Tailoring the catalytic microenvironment of large-scale Cu foil with polyaniline to enhance CH4 selectivity in CO2 electroreduction

Abstract

Electrochemical conversion of CO₂ into liquid fuels and value-added chemicals is a promising approach for closing the carbon cycle. Copper (Cu) is considered one of the most effective catalysts for the electrocatalytic CO₂ reduction reaction (CO₂RR). However, its utilization potential is limited by poor selectivity for hydrocarbon products and the competing hydrogen evolution reaction (HER). In this study, we present a strategy to suppress the HER process and enhance the CH₄ selectivity of large-scale Cu foil toward the CO₂RR. By coating the Cu foil surface with a porous polyaniline (PANI) layer, the H₂ faradaic efficiency (FE) reduces from 60% to 18%. Moreover, the FE of hydrocarbons increases dramatically from 25% to 80%, and the FE of the dominant product CH₄ is high up to 62%. In situ electrochemical attenuated total reflection Fourier transform infrared spectroscopy (in situ ATR-FTIR) and density functional theory (DFT) calculations are conducted to elucidate the mechanism.

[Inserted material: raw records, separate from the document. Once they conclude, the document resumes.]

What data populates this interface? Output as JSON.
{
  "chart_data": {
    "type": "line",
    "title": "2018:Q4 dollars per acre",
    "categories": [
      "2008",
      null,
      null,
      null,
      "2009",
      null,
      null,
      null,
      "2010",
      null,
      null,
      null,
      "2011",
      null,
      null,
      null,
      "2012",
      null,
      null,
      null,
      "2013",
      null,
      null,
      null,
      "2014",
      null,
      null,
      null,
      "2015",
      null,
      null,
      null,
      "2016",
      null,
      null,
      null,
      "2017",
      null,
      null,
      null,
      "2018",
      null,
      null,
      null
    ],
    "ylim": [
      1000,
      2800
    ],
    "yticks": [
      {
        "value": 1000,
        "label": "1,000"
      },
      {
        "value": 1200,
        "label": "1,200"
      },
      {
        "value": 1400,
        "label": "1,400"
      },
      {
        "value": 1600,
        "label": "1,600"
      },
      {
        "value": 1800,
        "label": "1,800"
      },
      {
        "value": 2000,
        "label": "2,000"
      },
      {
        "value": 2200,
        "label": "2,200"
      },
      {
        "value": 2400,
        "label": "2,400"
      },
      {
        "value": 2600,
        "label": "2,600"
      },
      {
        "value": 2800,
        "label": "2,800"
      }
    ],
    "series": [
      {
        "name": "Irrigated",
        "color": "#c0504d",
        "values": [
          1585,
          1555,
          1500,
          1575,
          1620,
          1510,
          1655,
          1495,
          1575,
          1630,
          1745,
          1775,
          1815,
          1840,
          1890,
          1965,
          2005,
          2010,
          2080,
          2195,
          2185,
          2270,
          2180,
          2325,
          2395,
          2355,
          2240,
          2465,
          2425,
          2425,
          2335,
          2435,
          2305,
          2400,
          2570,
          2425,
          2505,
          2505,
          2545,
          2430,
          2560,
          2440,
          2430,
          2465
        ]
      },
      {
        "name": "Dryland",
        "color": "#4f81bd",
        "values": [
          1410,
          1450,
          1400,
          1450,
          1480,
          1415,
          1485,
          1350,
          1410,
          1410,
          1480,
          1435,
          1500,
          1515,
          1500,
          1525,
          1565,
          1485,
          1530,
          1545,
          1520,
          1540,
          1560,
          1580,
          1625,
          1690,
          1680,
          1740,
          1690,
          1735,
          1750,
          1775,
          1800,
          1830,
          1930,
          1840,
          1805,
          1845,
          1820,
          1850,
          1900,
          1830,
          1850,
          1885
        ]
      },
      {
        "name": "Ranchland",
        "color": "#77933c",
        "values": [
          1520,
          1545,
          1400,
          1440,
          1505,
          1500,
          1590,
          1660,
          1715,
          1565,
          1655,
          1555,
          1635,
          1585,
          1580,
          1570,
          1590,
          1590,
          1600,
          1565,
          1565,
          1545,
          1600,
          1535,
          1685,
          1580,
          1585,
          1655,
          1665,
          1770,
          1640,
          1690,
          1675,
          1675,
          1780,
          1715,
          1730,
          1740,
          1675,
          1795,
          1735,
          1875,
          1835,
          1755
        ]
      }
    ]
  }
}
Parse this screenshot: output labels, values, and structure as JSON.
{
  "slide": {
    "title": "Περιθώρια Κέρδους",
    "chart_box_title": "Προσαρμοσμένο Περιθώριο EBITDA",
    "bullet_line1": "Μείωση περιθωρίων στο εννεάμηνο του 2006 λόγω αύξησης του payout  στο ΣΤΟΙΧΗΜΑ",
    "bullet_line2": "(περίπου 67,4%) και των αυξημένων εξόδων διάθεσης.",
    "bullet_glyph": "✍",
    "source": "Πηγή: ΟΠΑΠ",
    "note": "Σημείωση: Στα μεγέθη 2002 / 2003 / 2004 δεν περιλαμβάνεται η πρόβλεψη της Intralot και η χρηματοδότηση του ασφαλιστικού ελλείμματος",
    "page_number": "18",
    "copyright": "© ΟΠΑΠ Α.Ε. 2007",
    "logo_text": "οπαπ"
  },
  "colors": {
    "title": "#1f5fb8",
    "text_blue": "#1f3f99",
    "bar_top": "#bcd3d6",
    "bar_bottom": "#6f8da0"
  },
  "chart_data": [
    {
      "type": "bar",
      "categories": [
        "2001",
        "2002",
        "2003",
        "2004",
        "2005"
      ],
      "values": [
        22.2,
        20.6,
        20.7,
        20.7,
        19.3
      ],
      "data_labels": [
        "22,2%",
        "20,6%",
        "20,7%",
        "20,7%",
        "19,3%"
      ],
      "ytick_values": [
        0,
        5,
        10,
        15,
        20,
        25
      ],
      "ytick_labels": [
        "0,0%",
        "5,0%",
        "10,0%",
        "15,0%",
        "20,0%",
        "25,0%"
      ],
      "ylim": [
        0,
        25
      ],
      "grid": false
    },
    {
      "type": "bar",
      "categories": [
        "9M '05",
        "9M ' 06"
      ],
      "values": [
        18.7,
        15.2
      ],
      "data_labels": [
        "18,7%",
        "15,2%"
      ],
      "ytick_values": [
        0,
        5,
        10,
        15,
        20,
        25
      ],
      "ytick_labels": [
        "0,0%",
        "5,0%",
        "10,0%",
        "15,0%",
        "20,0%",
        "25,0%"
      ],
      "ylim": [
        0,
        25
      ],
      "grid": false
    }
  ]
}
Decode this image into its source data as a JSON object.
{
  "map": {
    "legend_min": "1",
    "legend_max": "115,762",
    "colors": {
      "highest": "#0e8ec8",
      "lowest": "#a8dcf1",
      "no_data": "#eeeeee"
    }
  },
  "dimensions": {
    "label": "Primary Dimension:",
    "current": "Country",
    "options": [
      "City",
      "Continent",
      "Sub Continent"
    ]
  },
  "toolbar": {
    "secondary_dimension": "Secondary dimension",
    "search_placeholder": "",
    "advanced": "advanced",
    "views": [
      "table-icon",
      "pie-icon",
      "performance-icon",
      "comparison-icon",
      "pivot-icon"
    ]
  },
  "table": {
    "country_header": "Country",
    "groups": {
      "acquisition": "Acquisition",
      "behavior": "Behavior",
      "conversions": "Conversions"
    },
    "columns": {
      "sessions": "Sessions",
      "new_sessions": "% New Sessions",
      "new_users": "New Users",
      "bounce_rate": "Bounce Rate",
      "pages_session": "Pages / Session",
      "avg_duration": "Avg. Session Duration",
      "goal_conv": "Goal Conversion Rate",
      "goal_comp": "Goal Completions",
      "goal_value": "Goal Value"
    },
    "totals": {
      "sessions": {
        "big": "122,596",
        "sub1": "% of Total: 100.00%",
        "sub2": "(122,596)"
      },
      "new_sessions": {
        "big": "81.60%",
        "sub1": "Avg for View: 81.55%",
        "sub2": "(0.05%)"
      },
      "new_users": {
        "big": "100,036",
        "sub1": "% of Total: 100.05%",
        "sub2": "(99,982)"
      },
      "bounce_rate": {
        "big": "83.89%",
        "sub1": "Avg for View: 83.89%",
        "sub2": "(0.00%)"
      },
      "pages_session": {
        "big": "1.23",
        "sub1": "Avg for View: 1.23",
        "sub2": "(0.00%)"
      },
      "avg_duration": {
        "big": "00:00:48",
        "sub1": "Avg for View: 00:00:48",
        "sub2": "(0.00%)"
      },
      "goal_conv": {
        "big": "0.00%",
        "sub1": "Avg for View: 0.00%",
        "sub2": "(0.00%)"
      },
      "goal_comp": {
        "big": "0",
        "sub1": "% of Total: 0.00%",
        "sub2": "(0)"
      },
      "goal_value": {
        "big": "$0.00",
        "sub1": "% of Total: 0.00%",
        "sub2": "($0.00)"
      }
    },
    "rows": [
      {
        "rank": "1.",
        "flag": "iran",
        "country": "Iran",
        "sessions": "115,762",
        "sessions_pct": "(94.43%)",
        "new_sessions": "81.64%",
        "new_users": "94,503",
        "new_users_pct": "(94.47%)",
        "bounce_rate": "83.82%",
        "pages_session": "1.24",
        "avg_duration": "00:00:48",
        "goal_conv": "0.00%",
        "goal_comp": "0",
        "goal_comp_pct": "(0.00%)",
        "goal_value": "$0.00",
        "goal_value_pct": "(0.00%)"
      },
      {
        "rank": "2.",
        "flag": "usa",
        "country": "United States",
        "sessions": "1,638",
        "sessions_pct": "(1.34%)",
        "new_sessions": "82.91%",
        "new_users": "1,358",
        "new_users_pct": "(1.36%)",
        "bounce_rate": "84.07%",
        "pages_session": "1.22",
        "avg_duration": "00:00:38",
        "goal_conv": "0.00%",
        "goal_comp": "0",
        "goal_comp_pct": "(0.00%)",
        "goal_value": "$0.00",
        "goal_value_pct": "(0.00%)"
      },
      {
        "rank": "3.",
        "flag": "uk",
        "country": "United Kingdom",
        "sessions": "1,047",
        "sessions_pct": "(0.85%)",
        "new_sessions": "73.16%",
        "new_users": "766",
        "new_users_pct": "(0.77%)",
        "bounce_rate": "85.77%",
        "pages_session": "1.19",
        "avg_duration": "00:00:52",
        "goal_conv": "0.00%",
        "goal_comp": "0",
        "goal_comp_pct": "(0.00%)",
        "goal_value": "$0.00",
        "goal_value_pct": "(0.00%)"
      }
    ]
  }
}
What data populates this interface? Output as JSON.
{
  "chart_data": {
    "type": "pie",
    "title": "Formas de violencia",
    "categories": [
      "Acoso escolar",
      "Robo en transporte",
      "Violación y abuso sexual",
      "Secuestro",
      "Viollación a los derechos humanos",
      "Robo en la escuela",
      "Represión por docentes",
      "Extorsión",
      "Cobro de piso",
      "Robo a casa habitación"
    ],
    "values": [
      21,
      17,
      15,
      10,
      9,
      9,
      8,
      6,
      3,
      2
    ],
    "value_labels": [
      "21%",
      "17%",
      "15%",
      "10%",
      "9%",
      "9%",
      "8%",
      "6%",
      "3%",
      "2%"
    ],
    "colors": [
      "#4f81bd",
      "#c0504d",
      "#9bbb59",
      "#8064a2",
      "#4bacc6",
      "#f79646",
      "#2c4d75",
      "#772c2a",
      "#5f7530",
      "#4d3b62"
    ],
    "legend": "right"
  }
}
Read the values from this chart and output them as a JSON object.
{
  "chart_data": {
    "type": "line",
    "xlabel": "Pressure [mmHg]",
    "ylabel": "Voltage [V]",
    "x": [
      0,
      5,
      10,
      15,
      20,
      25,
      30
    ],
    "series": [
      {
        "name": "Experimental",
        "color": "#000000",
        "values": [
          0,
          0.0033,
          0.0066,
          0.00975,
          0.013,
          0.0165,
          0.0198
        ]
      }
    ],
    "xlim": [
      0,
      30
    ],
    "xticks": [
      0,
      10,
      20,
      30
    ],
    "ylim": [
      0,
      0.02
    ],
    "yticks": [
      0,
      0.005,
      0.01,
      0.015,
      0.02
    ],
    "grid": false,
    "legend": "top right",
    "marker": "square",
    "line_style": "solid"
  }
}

The enhanced performance of Cu-PANI in the CO₂RR is mainly attributed to the porous PANI layer, which facilitates CO₂ adsorption and mass transport. This leads to a reversal in the energy barrier for the rate-determining steps between the HER and the CO₂RR, significantly inhibiting the HER and enhancing the CO₂RR activity. Additionally, Cu–PANI promotes the hydrogenation of *CO to *CHO, resulting in higher methane selectivity. This work provides a promising strategy for designing efficient large-scale Cu-based catalysts with high CH₄ catalytic activity and selectivity.